Alongside this sits the reality of globalisation of higher education. If the impacts in other sectors are any guide, waiting to see what happens rather than seeking out global partners could spell oblivion. At UNSW last year we launched the tri-nation PLuS Alliance partnership with Arizona State University and King’s College London (PLuS being for Phoenix, London and Sydney) with the intention of pooling courses and resources in the decades ahead. Our new alliance already offers seven online course exchanges between the three institutions, and in coming years this will expand rapidly. ASU’s own online Global Freshman Academy has already attracted 200,000 students in 186 countries - the beneficial merger of globalisation and digitisation in the service of humanity.

Does such consolidation and amalgamation, likely to widen in the decades ahead, mean universities will not survive as unique, independent, geographically-focused entities? Once there were dozens of automobile companies, now there are five or six majors. Once there were dozens of international airlines, and now, with consolidation, we are heading towards only a handful of players. Will we end up with the ‘Big Twenty’ mega-universities, or even the ‘Big Five’? Or will universities continue to cling to their institutional independence as fiercely as they do to their academic and intellectual freedoms?

I predict that over the next three decades a small number of high quality, high brand universities, or conglomerates of universities, will come to dominate a globalised market for higher education, producing and controlling a massive output of digital learning content in a highly competitive domain, making higher education more accessible for all regardless of location. These ‘global universities’ will offer high quality, lifelong education with prestigious credentials ranging from entirely digital/online learning, through blended learning with some time on campus, to a more traditional residential or on-campus experience. Using the PLuS Alliance as an example, a student in Delhi, Kampala or Beijing would be able to design their own combination of both remote learning and overseas education travel to Phoenix, London or Sydney.

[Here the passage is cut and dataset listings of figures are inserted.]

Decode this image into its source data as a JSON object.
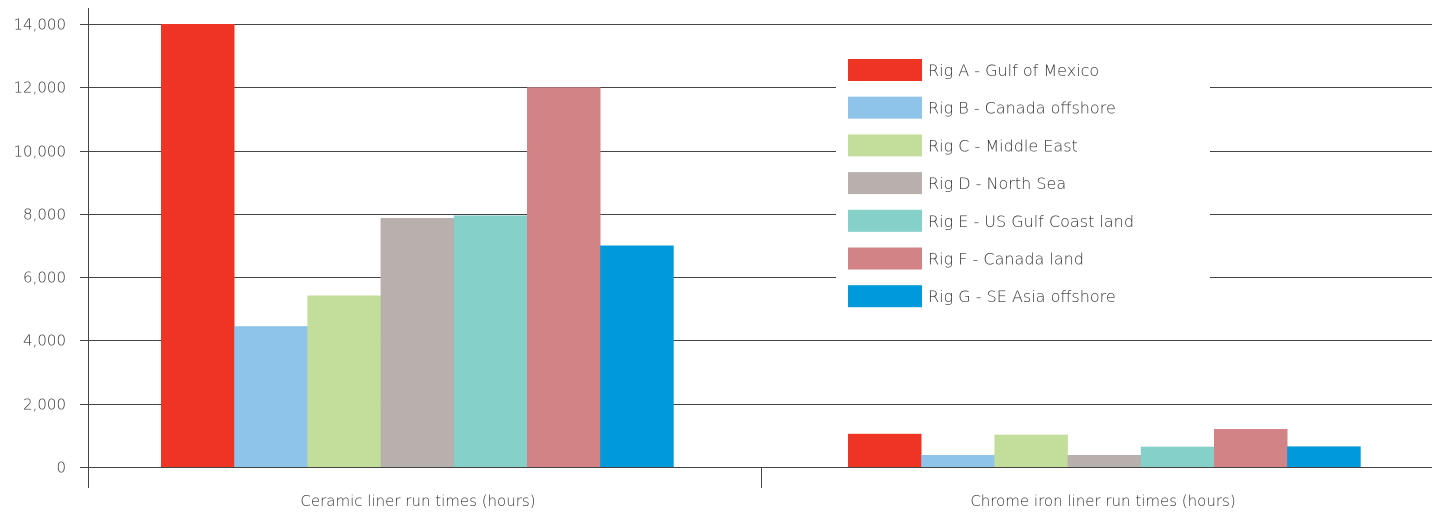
{
  "chart_data": {
    "type": "bar",
    "title": "",
    "xlabel": "",
    "ylabel": "",
    "categories": [
      "Ceramic liner run times (hours)",
      "Chrome iron liner run times (hours)"
    ],
    "ylim": [
      0,
      14000
    ],
    "yticks": [
      0,
      2000,
      4000,
      6000,
      8000,
      10000,
      12000,
      14000
    ],
    "ytick_labels": [
      "0",
      "2,000",
      "4,000",
      "6,000",
      "8,000",
      "10,000",
      "12,000",
      "14,000"
    ],
    "grid": true,
    "legend_position": "top-right",
    "series": [
      {
        "name": "Rig A - Gulf of Mexico",
        "color": "#ee3424",
        "values": [
          14000,
          1050
        ]
      },
      {
        "name": "Rig B - Canada offshore",
        "color": "#8ec3ea",
        "values": [
          4450,
          380
        ]
      },
      {
        "name": "Rig C - Middle East",
        "color": "#c3de9a",
        "values": [
          5420,
          1020
        ]
      },
      {
        "name": "Rig D - North Sea",
        "color": "#b8b0ad",
        "values": [
          7870,
          380
        ]
      },
      {
        "name": "Rig E - US Gulf Coast land",
        "color": "#85d0c8",
        "values": [
          7950,
          640
        ]
      },
      {
        "name": "Rig F - Canada land",
        "color": "#d18386",
        "values": [
          12000,
          1200
        ]
      },
      {
        "name": "Rig G - SE Asia offshore",
        "color": "#0099d9",
        "values": [
          7000,
          650
        ]
      }
    ]
  }
}
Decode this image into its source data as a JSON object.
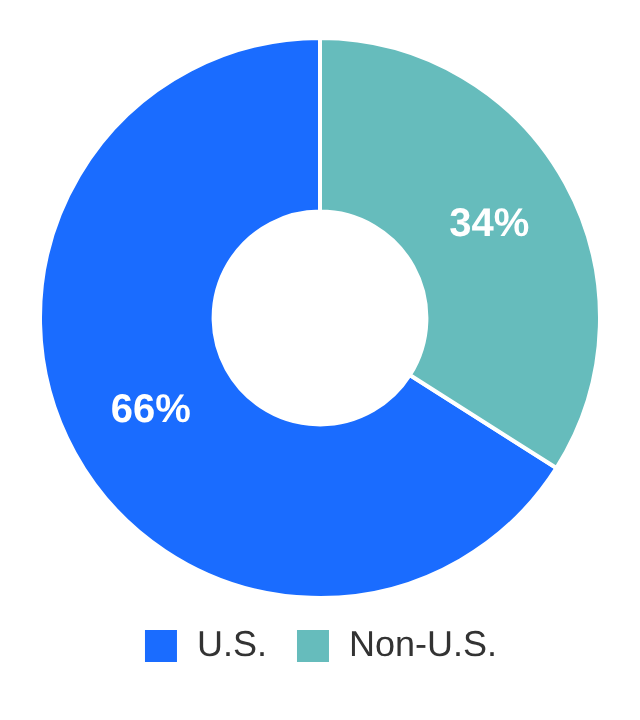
{
  "chart_data": {
    "type": "donut",
    "categories": [
      "U.S.",
      "Non-U.S."
    ],
    "values": [
      66,
      34
    ],
    "colors": [
      "#1a6cff",
      "#66bcbc"
    ],
    "value_labels": [
      "66%",
      "34%"
    ],
    "legend": "bottom"
  }
}
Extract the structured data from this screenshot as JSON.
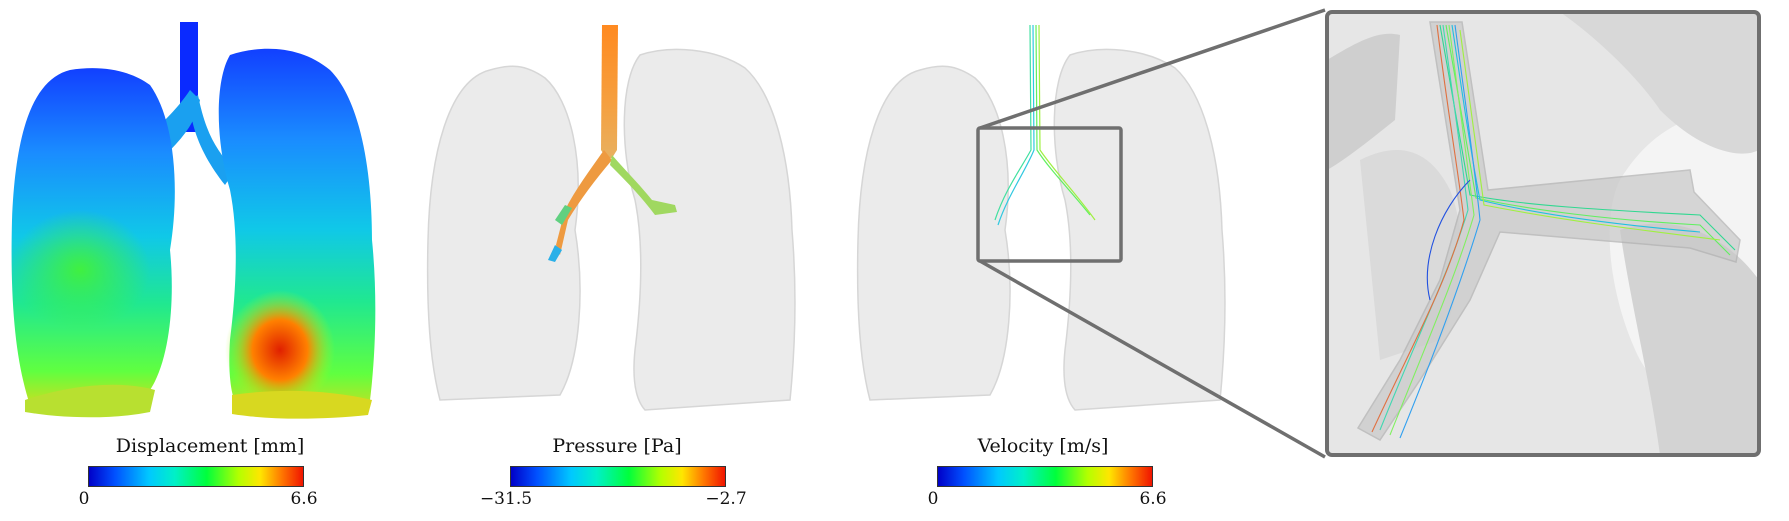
{
  "panels": [
    {
      "id": "displacement",
      "colorbar": {
        "title": "Displacement [mm]",
        "min": "0",
        "max": "6.6"
      }
    },
    {
      "id": "pressure",
      "colorbar": {
        "title": "Pressure [Pa]",
        "min": "−31.5",
        "max": "−2.7"
      }
    },
    {
      "id": "velocity",
      "colorbar": {
        "title": "Velocity [m/s]",
        "min": "0",
        "max": "6.6"
      }
    }
  ],
  "colors": {
    "lung_translucent": "#e6e6e6",
    "zoom_frame": "#6f6f6f",
    "colormap": [
      "#0000c8",
      "#00c8ff",
      "#00ff3c",
      "#ffe600",
      "#f01400"
    ]
  }
}
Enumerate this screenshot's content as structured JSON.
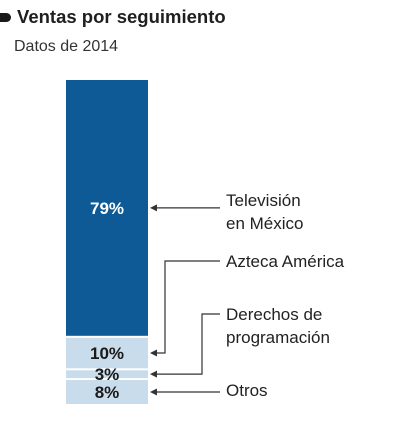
{
  "header": {
    "title": "Ventas por seguimiento",
    "subtitle": "Datos de 2014"
  },
  "chart_data": {
    "type": "bar",
    "stacked": true,
    "orientation": "vertical",
    "title": "Ventas por seguimiento",
    "subtitle": "Datos de 2014",
    "unit": "%",
    "segments": [
      {
        "name": "Televisión en México",
        "lines": [
          "Televisión",
          "en México"
        ],
        "value": 79,
        "label": "79%",
        "color": "#0d5a96",
        "label_color": "#ffffff"
      },
      {
        "name": "Azteca América",
        "lines": [
          "Azteca América"
        ],
        "value": 10,
        "label": "10%",
        "color": "#c9dcec",
        "label_color": "#1a1a1a"
      },
      {
        "name": "Derechos de programación",
        "lines": [
          "Derechos de",
          "programación"
        ],
        "value": 3,
        "label": "3%",
        "color": "#c9dcec",
        "label_color": "#1a1a1a"
      },
      {
        "name": "Otros",
        "lines": [
          "Otros"
        ],
        "value": 8,
        "label": "8%",
        "color": "#c9dcec",
        "label_color": "#1a1a1a"
      }
    ]
  }
}
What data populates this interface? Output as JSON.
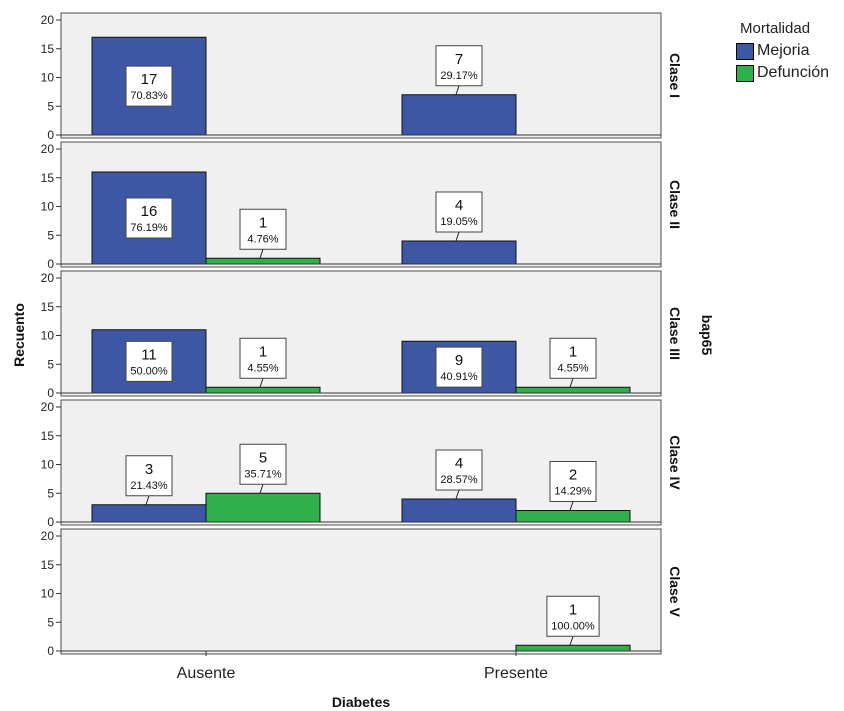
{
  "chart_data": {
    "type": "bar",
    "ylabel": "Recuento",
    "xlabel": "Diabetes",
    "row_variable": "bap65",
    "categories": [
      "Ausente",
      "Presente"
    ],
    "ylim": [
      0,
      20
    ],
    "yticks": [
      0,
      5,
      10,
      15,
      20
    ],
    "legend": {
      "title": "Mortalidad",
      "placement": "top-right",
      "items": [
        {
          "name": "Mejoria",
          "color": "#3e57a5"
        },
        {
          "name": "Defunción",
          "color": "#2fb04a"
        }
      ]
    },
    "panels": [
      {
        "label": "Clase I",
        "series": [
          {
            "name": "Mejoria",
            "values": [
              17,
              7
            ],
            "labels": [
              [
                "17",
                "70.83%"
              ],
              [
                "7",
                "29.17%"
              ]
            ]
          },
          {
            "name": "Defunción",
            "values": [
              0,
              0
            ],
            "labels": [
              null,
              null
            ]
          }
        ]
      },
      {
        "label": "Clase II",
        "series": [
          {
            "name": "Mejoria",
            "values": [
              16,
              4
            ],
            "labels": [
              [
                "16",
                "76.19%"
              ],
              [
                "4",
                "19.05%"
              ]
            ]
          },
          {
            "name": "Defunción",
            "values": [
              1,
              0
            ],
            "labels": [
              [
                "1",
                "4.76%"
              ],
              null
            ]
          }
        ]
      },
      {
        "label": "Clase III",
        "series": [
          {
            "name": "Mejoria",
            "values": [
              11,
              9
            ],
            "labels": [
              [
                "11",
                "50.00%"
              ],
              [
                "9",
                "40.91%"
              ]
            ]
          },
          {
            "name": "Defunción",
            "values": [
              1,
              1
            ],
            "labels": [
              [
                "1",
                "4.55%"
              ],
              [
                "1",
                "4.55%"
              ]
            ]
          }
        ]
      },
      {
        "label": "Clase IV",
        "series": [
          {
            "name": "Mejoria",
            "values": [
              3,
              4
            ],
            "labels": [
              [
                "3",
                "21.43%"
              ],
              [
                "4",
                "28.57%"
              ]
            ]
          },
          {
            "name": "Defunción",
            "values": [
              5,
              2
            ],
            "labels": [
              [
                "5",
                "35.71%"
              ],
              [
                "2",
                "14.29%"
              ]
            ]
          }
        ]
      },
      {
        "label": "Clase V",
        "series": [
          {
            "name": "Mejoria",
            "values": [
              0,
              0
            ],
            "labels": [
              null,
              null
            ]
          },
          {
            "name": "Defunción",
            "values": [
              0,
              1
            ],
            "labels": [
              null,
              [
                "1",
                "100.00%"
              ]
            ]
          }
        ]
      }
    ]
  }
}
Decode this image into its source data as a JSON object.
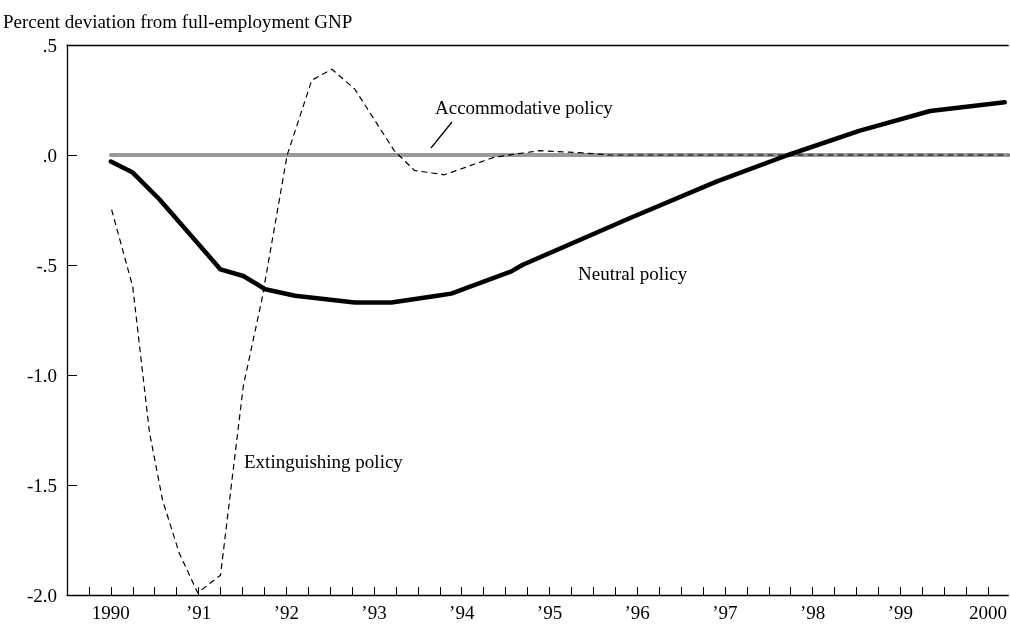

I think there will still be a place for localised, culturally-specific modules; so niche markets will appear for those, at a range of prices, offering quality face-to-face interactions, a human experience that no computer can provide, plus real, hands-on workplace experiences that online teaching cannot provide.

As we advance deeper into the online world, there is likely to be less and less reason to travel abroad to study. Like the mining boom that preceded it, Australia’s current boom in international students, welcome as it is, is not guaranteed to continue. The sector needs to adopt new technologies and embrace the global pool of expertise and collaboration so that we remain major providers in global education regardless of the emerging balance between campus-based and online education. Arguably, the strength of Australian higher education on the global stage has never been greater. We have a fantastic foundation to build on.

Professor Ian Jacobs is the President and Vice-Chancellor of UNSW Sydney.